Montenegrin Prime Minister Milo Djukanovic.jpg
Montenegrin Prime Minister Milo Djukanovic
Photograph: HINA / Rade PRELIĆ / TANJUG / mm

Montenegrin Prime Minister Milo Djukanovic and his Democratic Party of Socialists (DPS) were on their way to extend their 25-year reign after winning the most votes in Sunday's tense election, projections indicated.

According to calculations by the Centre for Monitoring and Research (CEMI), based on a statistical sample, the DPS won 41 per cent of the votes (36 of the 81 seats in parliament).

If the projections hold, the DPS can build a slim majority in an alliance with the Social Democrats of Montenegro, who collected 3.2 per cent (two seats), as well as with representatives of ethnic minorities.

"With our traditional allies, we will control 43 seats in the parliament," DPS spokesman Predrag Sekulic told reporters in Podgorica.

The opposition Democratic Front received 20 (18), the Kljuc (Key) 10.8 (nine), Democrats of Montenegro 9.8 (eight) and Social Democratic Party 5 (four) per cent of the votes.

The turnout among the 530,000 registered voters was 73.2 per cent.
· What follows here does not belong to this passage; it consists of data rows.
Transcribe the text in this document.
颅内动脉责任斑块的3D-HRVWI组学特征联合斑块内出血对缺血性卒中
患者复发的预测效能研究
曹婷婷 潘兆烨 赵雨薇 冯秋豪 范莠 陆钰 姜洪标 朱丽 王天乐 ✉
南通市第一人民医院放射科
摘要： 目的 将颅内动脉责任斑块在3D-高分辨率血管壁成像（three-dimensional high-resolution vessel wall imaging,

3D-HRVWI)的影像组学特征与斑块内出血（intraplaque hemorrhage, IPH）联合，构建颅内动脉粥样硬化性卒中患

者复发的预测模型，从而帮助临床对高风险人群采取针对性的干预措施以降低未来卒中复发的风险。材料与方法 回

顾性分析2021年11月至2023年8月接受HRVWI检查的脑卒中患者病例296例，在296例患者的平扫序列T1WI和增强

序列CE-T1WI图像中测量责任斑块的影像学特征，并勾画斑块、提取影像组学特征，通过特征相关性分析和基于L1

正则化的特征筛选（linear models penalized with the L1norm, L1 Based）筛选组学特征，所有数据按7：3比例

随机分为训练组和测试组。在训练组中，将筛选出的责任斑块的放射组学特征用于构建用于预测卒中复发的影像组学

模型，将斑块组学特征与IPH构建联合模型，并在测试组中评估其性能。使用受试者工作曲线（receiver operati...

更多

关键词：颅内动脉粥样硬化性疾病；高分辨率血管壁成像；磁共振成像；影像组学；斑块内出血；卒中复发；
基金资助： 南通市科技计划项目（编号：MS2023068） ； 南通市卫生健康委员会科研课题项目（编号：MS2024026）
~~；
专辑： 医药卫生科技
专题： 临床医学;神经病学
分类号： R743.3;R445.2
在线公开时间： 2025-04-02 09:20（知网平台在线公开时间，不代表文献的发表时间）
Election day was marred by nervousness within the Montengrin society, which is deeply polarized over crucial issues.

Tensions were further fuelled by a police statement that 20 Serbian nationals were arrested on suspicion of planning terrorist attacks to destabilize Montenegro.

"These persons are suspected ... of acts to create a criminal enterprise and terrorism," national police director Slavko Stojanovic said.

The 20 individuals were suspected of planning to "execute attacks on institutions of the systems, police and representatives of state bodies, not excluding high state officials," he said.

However the opposition responded by accusing Djukanovic's authorities of fearmongering with these arrests. They also spoke of dozens of incidents in which electoral rules were violated.

Interior Minister Goran Danilovic, as well as several opposition leaders urged the people to stay away from the streets and reduce the danger of violent incidents.

The elections are unlikely to heal the many divides among Montenegrins.

A key debate is centred on NATO membership, which Montenegro was invited to join 10 months ago.

The country is caught up in argument about allegiances between the county's Orthodox "mother," Russia, and its "sister," Serbia, and whether they should have their own church or remain under the Serbian patriarch, as well as which language they speak: Serbian or Montenegrin.

The elections were, however, a referendum on Djukanovic, whom the opposition accuses of corruption and tailoring the state to the benefit of his own interests and the interest of his cronies.

Djukanovic dismisses the accusations, warning Montenegrins that the opposition camp, which includes pro-Russian parties, wants to reverse the country's progress toward NATO and EU membership.